Sin tax reform: Making the grade
Through the congressional phase of the sin tax reform debate, it has been clear the proponents on both sides have zeroed in on various specificities to bolster their case. The role of Congress and now the Senate is to sort through the rhetoric and weigh the sides in light of what is in the best interests of the nation.
After all, nothing in life is “100% good” or “100% bad” And there are pros and cons to each side.
In an attempt to take a holistic view of reform, this provides a grade — a winning side — for each of the 5 key areas of debate regarding sin tax reform.
- Finances. The Department of Finance calculation of incremental revenues from reform estimates P30 billion total — and this assumes a quite large reduction of various segments of the cigarette market of nearly -50% which is quite a conservative assumption.

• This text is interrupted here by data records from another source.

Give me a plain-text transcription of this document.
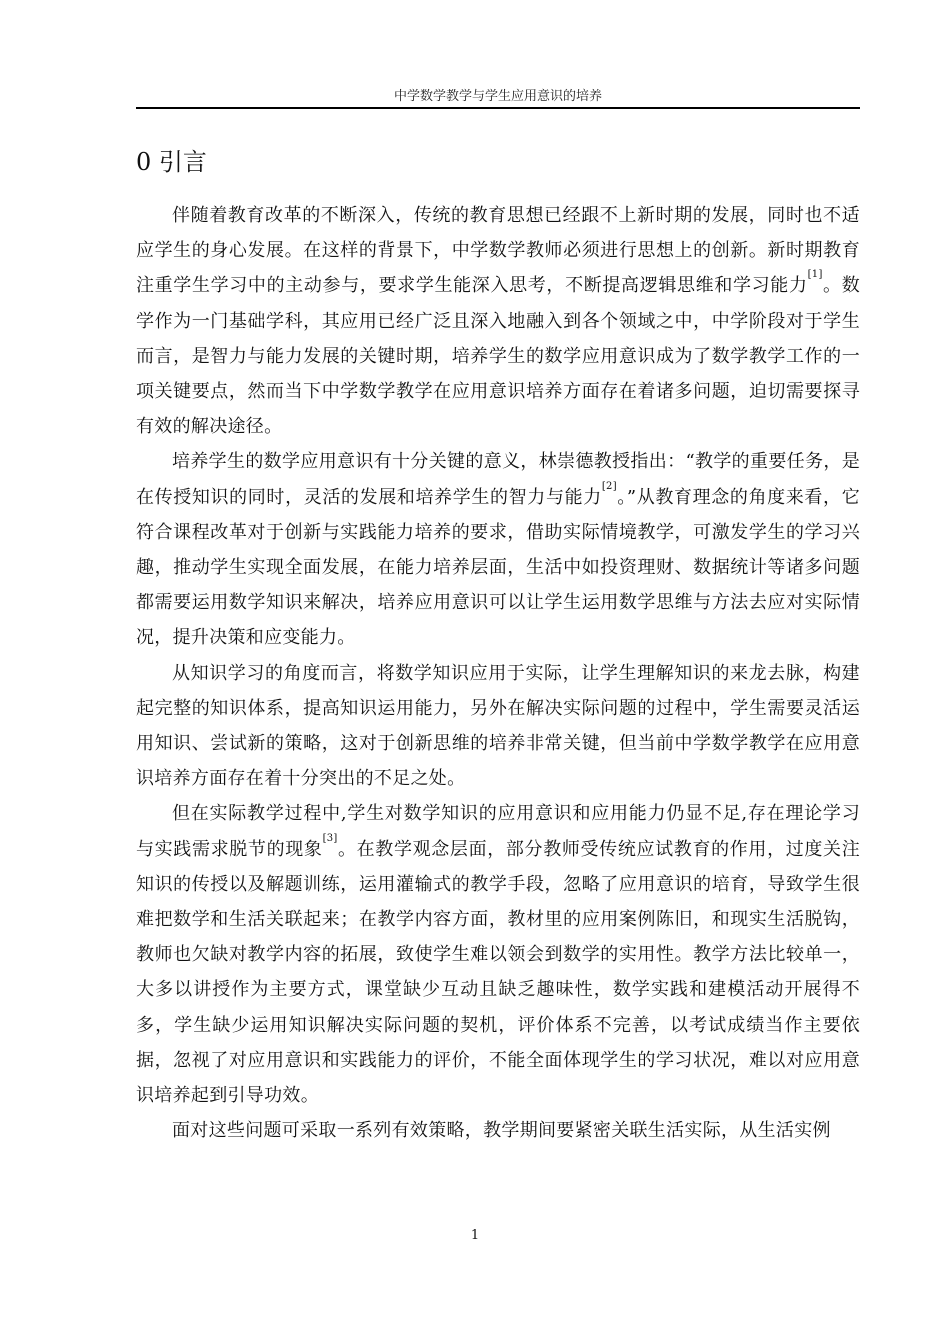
中学数学教学与学生应用意识的培养
0 引言

伴随着教育改革的不断深入，传统的教育思想已经跟不上新时期的发展，同时也不适应学生的身心发展。在这样的背景下，中学数学教师必须进行思想上的创新。新时期教育注重学生学习中的主动参与，要求学生能深入思考，不断提高逻辑思维和学习能力[1]。数学作为一门基础学科，其应用已经广泛且深入地融入到各个领域之中，中学阶段对于学生而言，是智力与能力发展的关键时期，培养学生的数学应用意识成为了数学教学工作的一项关键要点，然而当下中学数学教学在应用意识培养方面存在着诸多问题，迫切需要探寻有效的解决途径。

培养学生的数学应用意识有十分关键的意义，林崇德教授指出：“教学的重要任务，是在传授知识的同时，灵活的发展和培养学生的智力与能力[2]。”从教育理念的角度来看，它符合课程改革对于创新与实践能力培养的要求，借助实际情境教学，可激发学生的学习兴趣，推动学生实现全面发展，在能力培养层面，生活中如投资理财、数据统计等诸多问题都需要运用数学知识来解决，培养应用意识可以让学生运用数学思维与方法去应对实际情况，提升决策和应变能力。

从知识学习的角度而言，将数学知识应用于实际，让学生理解知识的来龙去脉，构建起完整的知识体系，提高知识运用能力，另外在解决实际问题的过程中，学生需要灵活运用知识、尝试新的策略，这对于创新思维的培养非常关键，但当前中学数学教学在应用意识培养方面存在着十分突出的不足之处。

但在实际教学过程中,学生对数学知识的应用意识和应用能力仍显不足,存在理论学习与实践需求脱节的现象[3]。在教学观念层面，部分教师受传统应试教育的作用，过度关注知识的传授以及解题训练，运用灌输式的教学手段，忽略了应用意识的培育，导致学生很难把数学和生活关联起来；在教学内容方面，教材里的应用案例陈旧，和现实生活脱钩，教师也欠缺对教学内容的拓展，致使学生难以领会到数学的实用性。教学方法比较单一，大多以讲授作为主要方式，课堂缺少互动且缺乏趣味性，数学实践和建模活动开展得不多，学生缺少运用知识解决实际问题的契机，评价体系不完善，以考试成绩当作主要依据，忽视了对应用意识和实践能力的评价，不能全面体现学生的学习状况，难以对应用意识培养起到引导功效。

面对这些问题可采取一系列有效策略，教学期间要紧密关联生活实际，从生活实例

1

This is versus only several billion incremental pesos under the various “status quo” excise proposals. And reform also abolishes the artificial classification freeze that has deprived the Philippines of at least P200 billion in lost revenues over the past years. The winner is clear: REFORM.
- Health. This is a no-brainer. The more expensive "sin products” are, the less they are consumed. And that’s a plus for health. Plus the incremental revenues of reform shall be partially allocated to funding national health care plan. Easy call. Winner: REFORM.
- Level playing field. Free market competition stimulates economies and investment. The existing excise system has, what can only be termed a bizarre provision, that gives preferential treatment to pre-1997 brands, giving them permanent classification and allowing their 1996 prices to be the base for taxation — regardless of where inflation price increases take them. This has resulted in a monopoly dominating 94% of the market, and little success for any new entries. Despite the “status quo” side harping on the fact that “26 new brands have entered the market since 1996,” what they conveniently fail to mention is these brands have collectively failed. They have garnered less than 2% of the total market because they pay higher excise taxes. By simplifying the tiering and abolishing the 1996 annex, a new brand or company can effectively enter and hence drive competitiveness and investment. Winner: REFORM.
- Smuggling. There are two types. The first is smuggling current leader brands from neighboring countries in which the landed price allows one to undercut local pricing. This is the most predominant form of smuggling involving cigarettes in particular. This is so because brand loyalty is high and consumers are not always open to new brands and hence new tastes. Even after reform, Philippines will still remain among the lowest priced cigarettes in the region, and therefore the smuggling risks on existing brands remains low. The second form of smuggling is bringing in new brands, normally “cheap” brands of low quality. It is likely there will be an increased influx of some of these brands behind higher local prices, although traction among consumers is highly questionable as the category demonstrates high loyalty to particular brands and tastes. And one can rightfully argue that smuggling is not something to be “fixed” via tax policy but via effective actions in the Bureau of Customs. Regardless, it is hard to argue against some small level of smuggling increasing as taxes rise. Winner: STATUS QUO.
- Tobacco Farmers. This is a complex subject. On the one hand, local tobacco grades are indeed of lower quality and hence used as “filler” for lower tier blends. So yes there may be SOME contraction in local market sales behind drastically higher prices. However, status quo proponents fail to mention that nearly 60% of local tobacco is already exported, a figure that will remain untouched regardless of local excise rates. Thus, the claim “This will decimate the local tobacco farmers” is a massive exaggeration. On top of this, while there are indeed multiple tobacco leaf processors such as Universal Leaf, the ultimate customer is the cigarette companies like Philip Morris Fortune, Japan Tobacco, and British American Tobacco. For this remaining 40% of local volume, getting more ultimate consumers into the market would far than overcome some contraction behind higher taxes. Winner: REFORM.
Overall, when one puts it all together, indeed nothing is perfect. No option ever is. But it is clear the current bill is an overall win for the Philippines. Let’s just hope the Senate continues the reform-minded, visionary, and courageous thinking.
James M. Lafferty is the retired CEO of Procter and Gamble Philippines and presently CEO of British American Tobacco Philippines.